The bakery soon became a haven for those seeking a warm place to be to charge their electronics and get a bit to eat. Residents plugged in entire power strips to charge laptops, cell phones and other electronics in order to make it through the next week without power.
“Families would sit at a table with board games. Most people gathered here just to talk their neighbors,” Stacy said.
As the week wore on and no signs of power showed through, the bakery began to run low on supplies. However the delivery trucks couldn’t get to the bakery due to downed trees blocking the roadway and broke traffic lights. In order to keep the business open for residents, Stacy drove three hours each delivery day to pick up the items needed from the suppliers.
After seeing how integral having power was to the Northport community during Sandy, the Hansens are now asking their customers to help them win a small business grant that will allow them to purchase a generator and update the bakery’s equipment.
“In times of disaster this (a generator) is key to our survival. During Irene we lost a lot. However the duration of the lack of power of Sandy was unnerving. Making ends meet would have been disastrous for us without power. Going forward a generator is essential to our business,” Stacy said in her grant application for Mission Main Street Grants by chase Bank. A dozen winners will be chosen nationwide to receive a $250,000 grant.

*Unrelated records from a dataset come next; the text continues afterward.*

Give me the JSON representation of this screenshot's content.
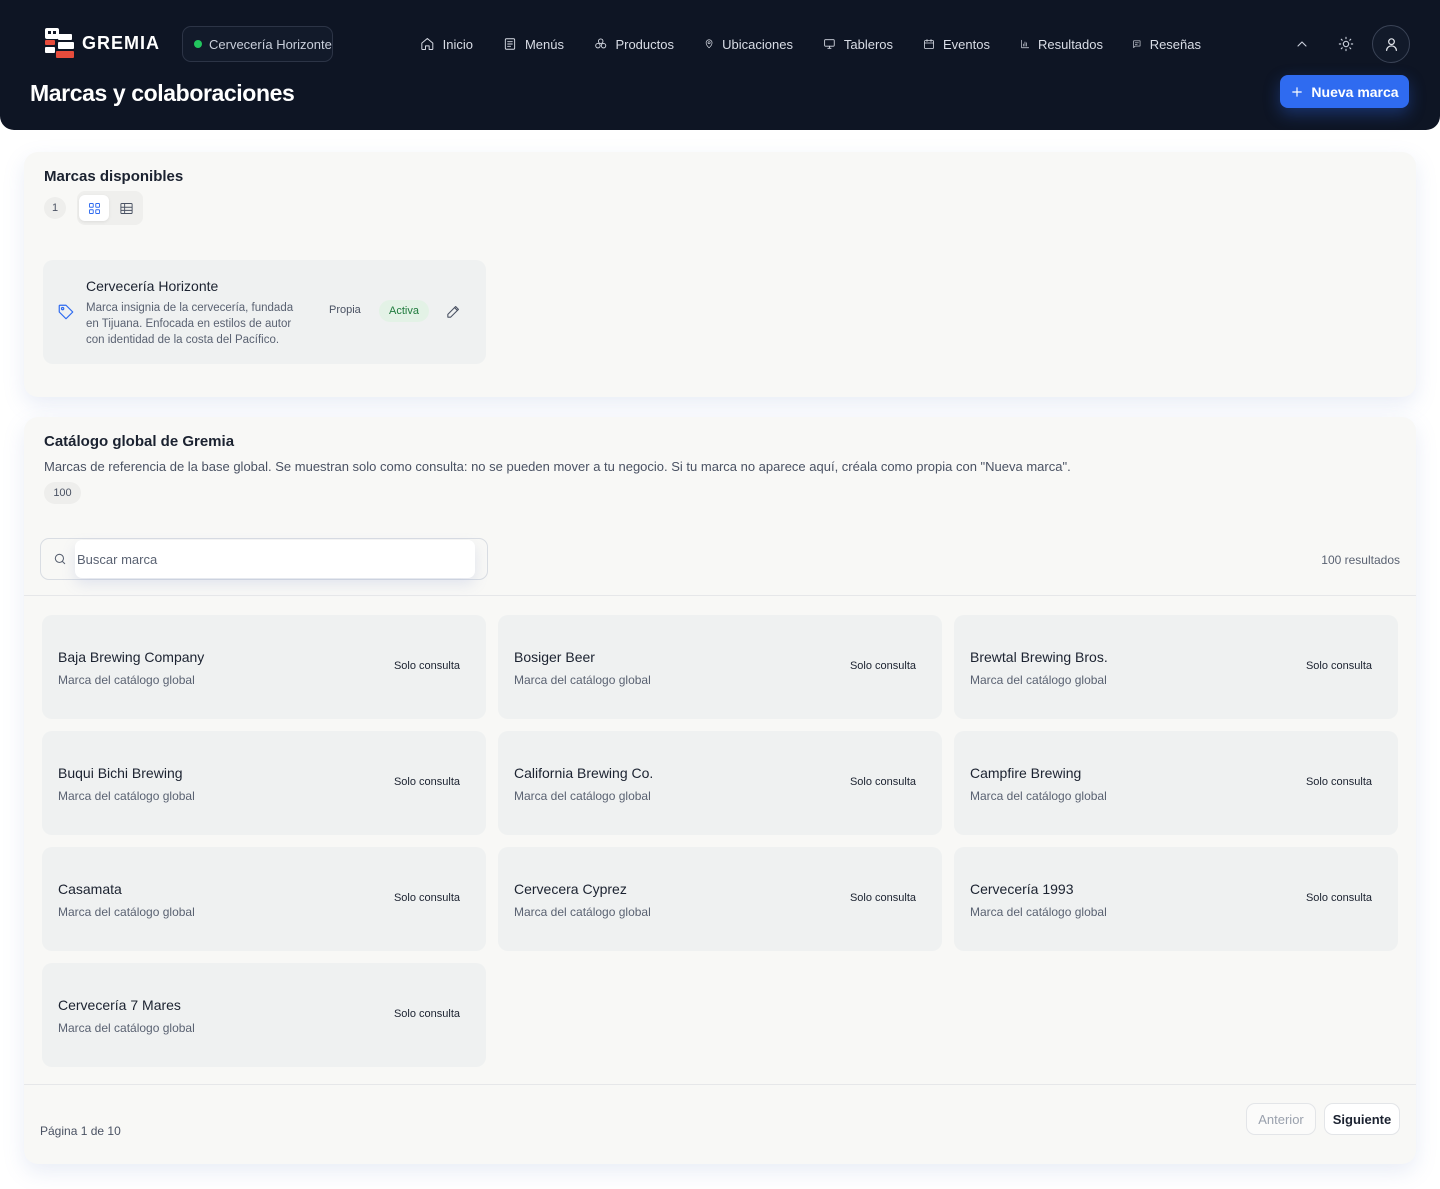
{
  "header": {
    "logo_text": "GREMIA",
    "business_name": "Cervecería Horizonte",
    "nav": [
      {
        "label": "Inicio",
        "icon": "home-icon"
      },
      {
        "label": "Menús",
        "icon": "menu-list-icon"
      },
      {
        "label": "Productos",
        "icon": "products-icon"
      },
      {
        "label": "Ubicaciones",
        "icon": "location-pin-icon"
      },
      {
        "label": "Tableros",
        "icon": "monitor-icon"
      },
      {
        "label": "Eventos",
        "icon": "calendar-icon"
      },
      {
        "label": "Resultados",
        "icon": "bar-chart-icon"
      },
      {
        "label": "Reseñas",
        "icon": "review-icon"
      }
    ],
    "page_title": "Marcas y colaboraciones",
    "new_brand_label": "Nueva marca"
  },
  "available": {
    "title": "Marcas disponibles",
    "count": "1",
    "brand": {
      "name": "Cervecería Horizonte",
      "description": "Marca insignia de la cervecería, fundada en Tijuana. Enfocada en estilos de autor con identidad de la costa del Pacífico.",
      "kind": "Propia",
      "status": "Activa"
    }
  },
  "catalog": {
    "title": "Catálogo global de Gremia",
    "description": "Marcas de referencia de la base global. Se muestran solo como consulta: no se pueden mover a tu negocio. Si tu marca no aparece aquí, créala como propia con \"Nueva marca\".",
    "count": "100",
    "search_placeholder": "Buscar marca",
    "result_count": "100 resultados",
    "brands": [
      {
        "name": "Baja Brewing Company",
        "sub": "Marca del catálogo global",
        "badge": "Solo consulta"
      },
      {
        "name": "Bosiger Beer",
        "sub": "Marca del catálogo global",
        "badge": "Solo consulta"
      },
      {
        "name": "Brewtal Brewing Bros.",
        "sub": "Marca del catálogo global",
        "badge": "Solo consulta"
      },
      {
        "name": "Buqui Bichi Brewing",
        "sub": "Marca del catálogo global",
        "badge": "Solo consulta"
      },
      {
        "name": "California Brewing Co.",
        "sub": "Marca del catálogo global",
        "badge": "Solo consulta"
      },
      {
        "name": "Campfire Brewing",
        "sub": "Marca del catálogo global",
        "badge": "Solo consulta"
      },
      {
        "name": "Casamata",
        "sub": "Marca del catálogo global",
        "badge": "Solo consulta"
      },
      {
        "name": "Cervecera Cyprez",
        "sub": "Marca del catálogo global",
        "badge": "Solo consulta"
      },
      {
        "name": "Cervecería 1993",
        "sub": "Marca del catálogo global",
        "badge": "Solo consulta"
      },
      {
        "name": "Cervecería 7 Mares",
        "sub": "Marca del catálogo global",
        "badge": "Solo consulta"
      }
    ],
    "pagination": {
      "label": "Página 1 de 10",
      "prev_label": "Anterior",
      "next_label": "Siguiente"
    }
  },
  "colors": {
    "header_bg": "#0e1524",
    "accent": "#2f6bf0",
    "active_green": "#22c55e"
  }
}
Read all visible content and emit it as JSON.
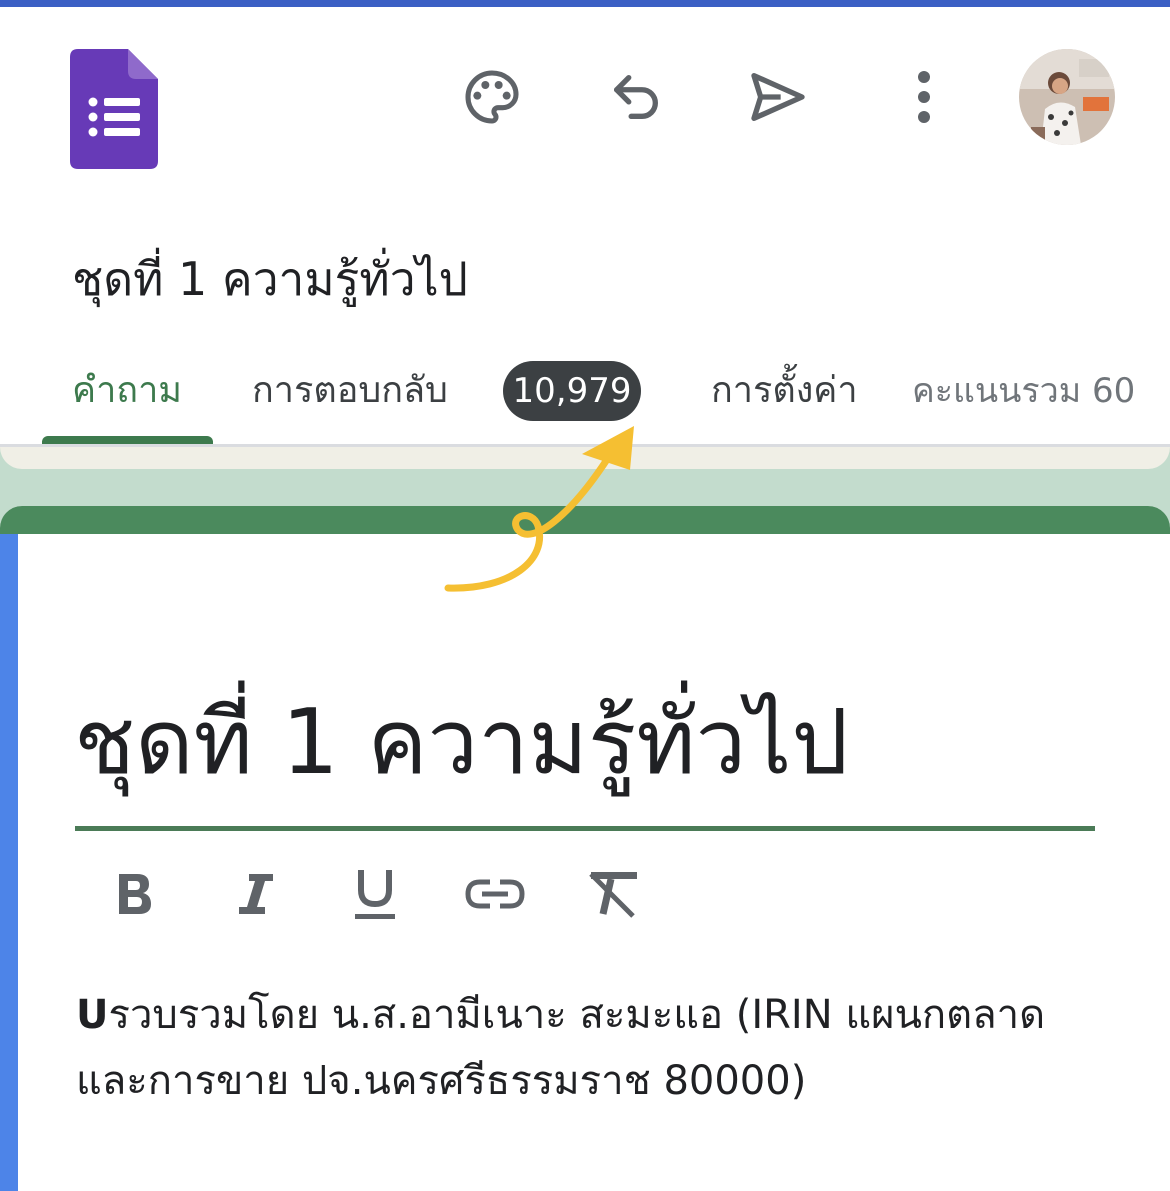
{
  "app": {
    "logo_icon": "google-forms-logo",
    "accent_color": "#3d7a4d",
    "card_accent_color": "#4b8a5d",
    "focus_bar_color": "#4d84e8",
    "background_band_color": "#c3dccd"
  },
  "toolbar": {
    "icons": [
      "palette-icon",
      "undo-icon",
      "send-icon",
      "more-vert-icon"
    ]
  },
  "form": {
    "title": "ชุดที่ 1 ความรู้ทั่วไป"
  },
  "tabs": {
    "questions": "คำถาม",
    "responses": "การตอบกลับ",
    "response_count": "10,979",
    "settings": "การตั้งค่า",
    "total_points": "คะแนนรวม 60"
  },
  "editor": {
    "title": "ชุดที่ 1 ความรู้ทั่วไป",
    "format_buttons": [
      "bold-icon",
      "italic-icon",
      "underline-icon",
      "link-icon",
      "clear-formatting-icon"
    ],
    "description": {
      "bold_prefix": "U",
      "line1": "รวบรวมโดย น.ส.อามีเนาะ  สะมะแอ (IRIN แผนกตลาด",
      "line2": "และการขาย ปจ.นครศรีธรรมราช 80000)"
    }
  },
  "annotation": {
    "arrow_color": "#f5bf32"
  }
}
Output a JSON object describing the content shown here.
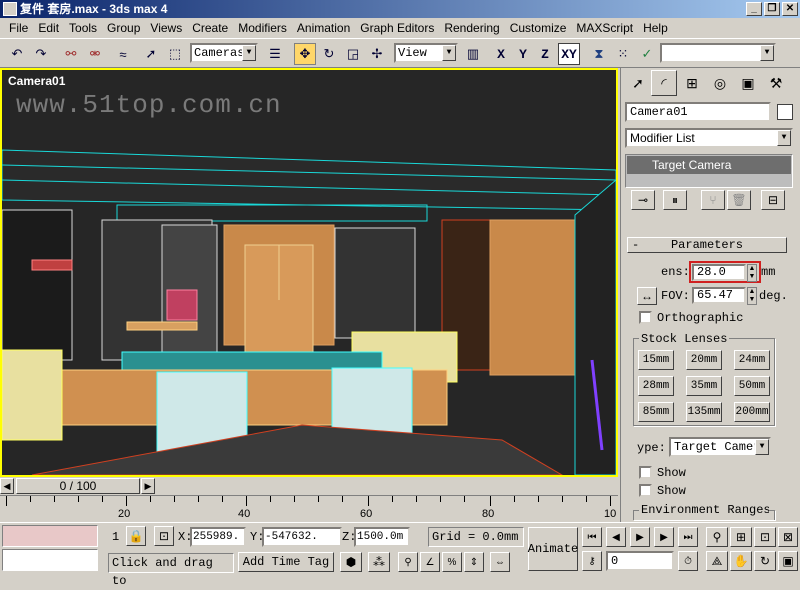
{
  "window": {
    "title": "复件 套房.max - 3ds max 4"
  },
  "menu": [
    "File",
    "Edit",
    "Tools",
    "Group",
    "Views",
    "Create",
    "Modifiers",
    "Animation",
    "Graph Editors",
    "Rendering",
    "Customize",
    "MAXScript",
    "Help"
  ],
  "toolbar": {
    "ref_coord": "Cameras",
    "view_select": "View",
    "axis_x": "X",
    "axis_y": "Y",
    "axis_z": "Z",
    "axis_xy": "XY"
  },
  "viewport": {
    "label": "Camera01",
    "watermark": "www.51top.com.cn"
  },
  "cmdpanel": {
    "object_name": "Camera01",
    "modifier_list": "Modifier List",
    "stack_item": "Target Camera",
    "parameters_header": "Parameters",
    "lens_label": "ens:",
    "lens_value": "28.0",
    "lens_unit": "mm",
    "fov_label": "FOV:",
    "fov_value": "65.47",
    "fov_unit": "deg.",
    "orthographic": "Orthographic",
    "stock_lenses": "Stock Lenses",
    "lenses": [
      "15mm",
      "20mm",
      "24mm",
      "28mm",
      "35mm",
      "50mm",
      "85mm",
      "135mm",
      "200mm"
    ],
    "type_label": "ype:",
    "type_value": "Target Camer",
    "show1": "Show",
    "show2": "Show",
    "env_ranges": "Environment Ranges"
  },
  "timeslider": {
    "value": "0 / 100"
  },
  "timeline": {
    "ticks": [
      "20",
      "40",
      "60",
      "80",
      "10"
    ]
  },
  "status": {
    "selected_count": "1",
    "x_label": "X:",
    "x_value": "255989.",
    "y_label": "Y:",
    "y_value": "-547632.",
    "z_label": "Z:",
    "z_value": "1500.0m",
    "grid": "Grid = 0.0mm",
    "prompt": "Click and drag to",
    "add_time_tag": "Add Time Tag",
    "animate": "Animate",
    "frame": "0"
  },
  "colors": {
    "viewport_border": "#ffff00",
    "lens_highlight": "#d02020",
    "title_start": "#0a246a"
  }
}
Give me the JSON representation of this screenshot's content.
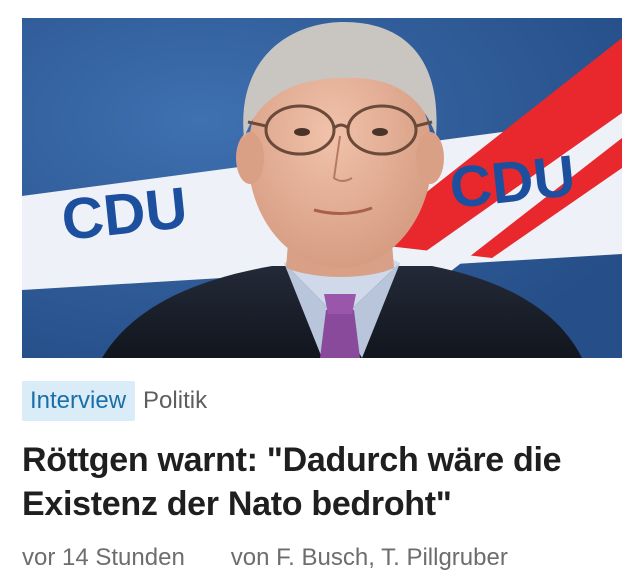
{
  "article": {
    "image": {
      "alt": "",
      "backdrop_text": "CDU",
      "colors": {
        "background_blue": "#2f5f9f",
        "band_white": "#eef2f8",
        "accent_red": "#e8282c",
        "logo_blue": "#1c4f9e",
        "suit": "#1a1f2b",
        "shirt": "#cfd9ea",
        "tie": "#8a4a9c",
        "skin": "#e9b39a",
        "hair": "#c9c6c2"
      }
    },
    "tag": "Interview",
    "category": "Politik",
    "headline_line1": "Röttgen warnt: \"Dadurch wäre die",
    "headline_line2": "Existenz der Nato bedroht\"",
    "time_ago": "vor 14 Stunden",
    "authors": "von F. Busch, T. Pillgruber"
  }
}
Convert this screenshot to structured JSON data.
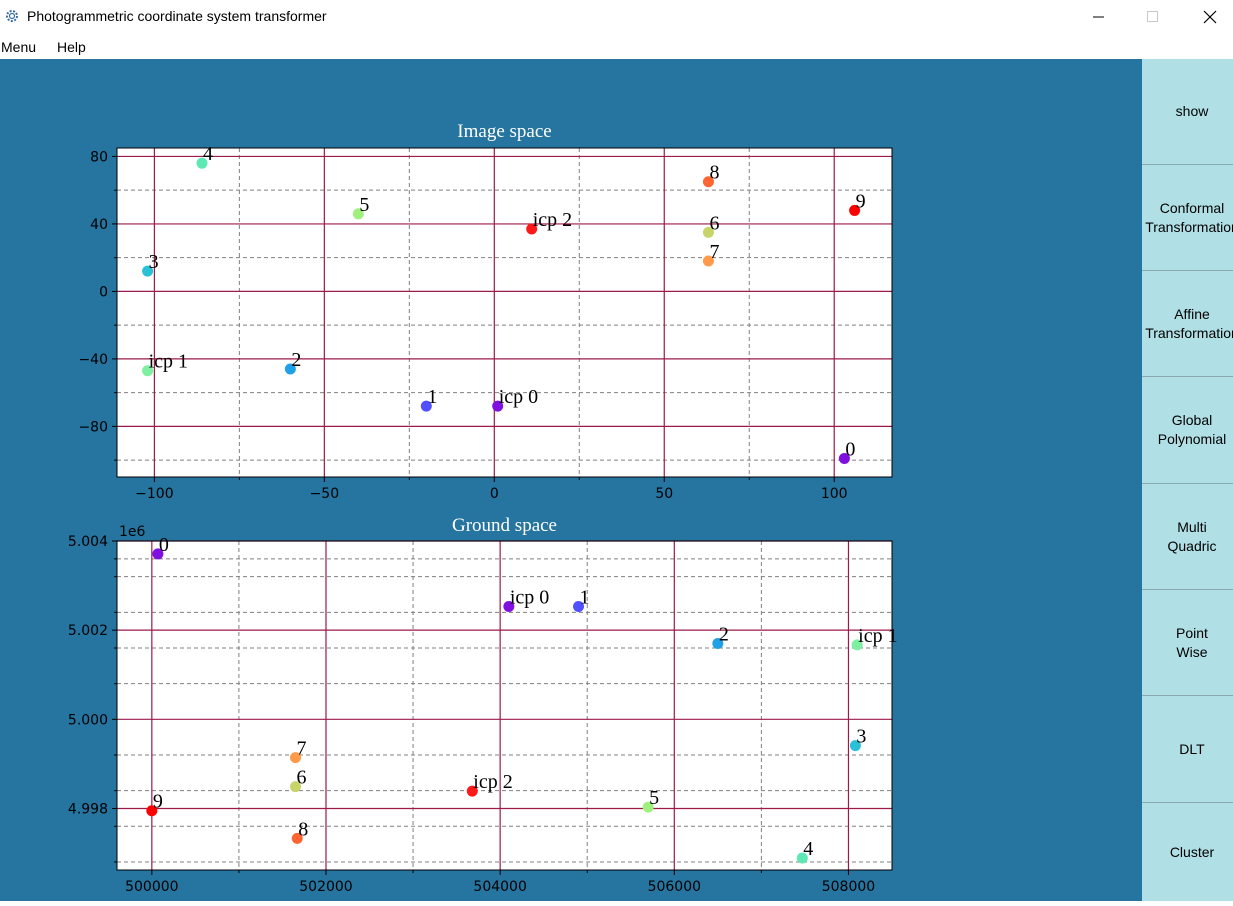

In addition to the generator, Stacy said that she would replace the bakery’s ovens, get new display cases and help offset the cost of employee health insurance, which it provides to 33 employees.
The Hansens also regularly donate their time and goods to local organizations including the VA hospital, Northport Food Pantry, Island Harvest Food Rescue, Visiting Nurse Service, Hospice House-Family Service League, The Lions clubs and the Girl and Boy Scouts to name a few.
To help Copenhagen win, residents can log on to www.missionmainstreetgrants.com and vote for Copenhagen Bakery.